Поезд умчался, а мне было стыдно, совестно, будто я грех совершила. Эта картина и сейчас стоит перед моими глазами: на маленьком трехколесном велосипеде сидит мой кудрявый черноволосый Феденька и смотрит вдаль, ожидая свою маму. «И ты рисковала своей жизнью, не боясь оставить это дитя сиротой!» — твердил мне голос совести.

— О Господи! Благодарю Тебя за вразумление, больше такого не сделаю, — сказала я.

Когда я возвращалась домой, то действительно заставала на улице у гаража своего младшего сыночка, встречавшего меня. Отец его говорил:

— Ждёт тебя не дождётся каждый раз! Сидит грустный и все смотрит, смотрит на дорогу — не идёт ли его мамочка.

А Серафим говорил:

— Только ты, мамочка, не уезжай в те дни, когда у меня контрольная работа. Если тебя нет дома, я всегда на двойку пишу.

— Почему же, сынок?

— Да, так вот, душа не на месте...

А возвращаясь из школы, он подходил к кухонному окну и через замёрзшие зимой стекла показывал мне то всю пятерню, то четыре, то три своих пальца, в зависимости от оценок, которые он в тот день получил. А то и два, а как-то и один пальчик показал, огорчённо потряхивая головой. «Да заходи скорее, рассказывай, радость моя!» — кричу я ему в форточку.
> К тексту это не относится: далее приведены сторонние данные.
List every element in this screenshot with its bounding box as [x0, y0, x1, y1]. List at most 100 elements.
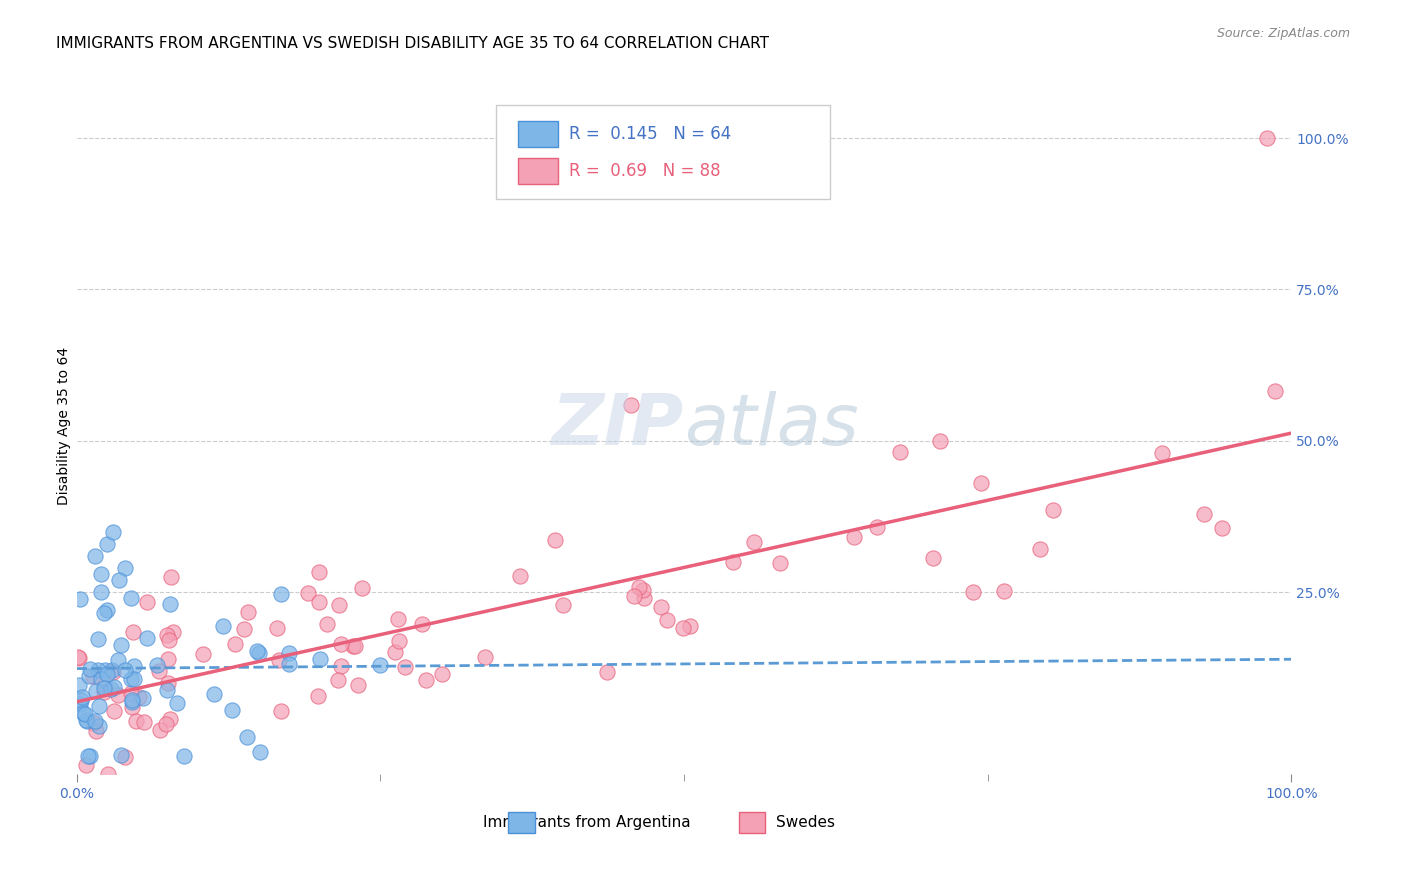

Но вот Серафимчик поступил в музыкальное училище, уехал жить в Москву к бабушке. При храме для отца Владимира устроили комнатку, где мой батюшка стал часто ночевать, под праздники домой уже не возвращался. «Итак, я останусь одна с двумя младшими детьми? А за стеной озлобленные соседи!» Мы закрыли дверь, и дети их к нам больше не ходили. Невозможно воспитывать было тех детей, которых родители настраивали против нас. Их мальчики лет с двенадцати перестали ходить в церковь. Они отрастили длинные волосы, как тогда было модно, руки прятали в карманы, шапки надвигали на глаза, рот завязывали на улице шарфом, харкали и плевались во все стороны. Словом, ребята хотели нам показать, что «все ваше воспитание мы презираем, делаем вам все наперекор». Когда отец Владимир видел теперь своих племянников, то давал им деньги на парикмахерскую и говорил: «Пока не пострижёшься и не приведёшь себя в порядок, к нам не приходи!» И они перестали к нам ходить. Слава тебе, Господи!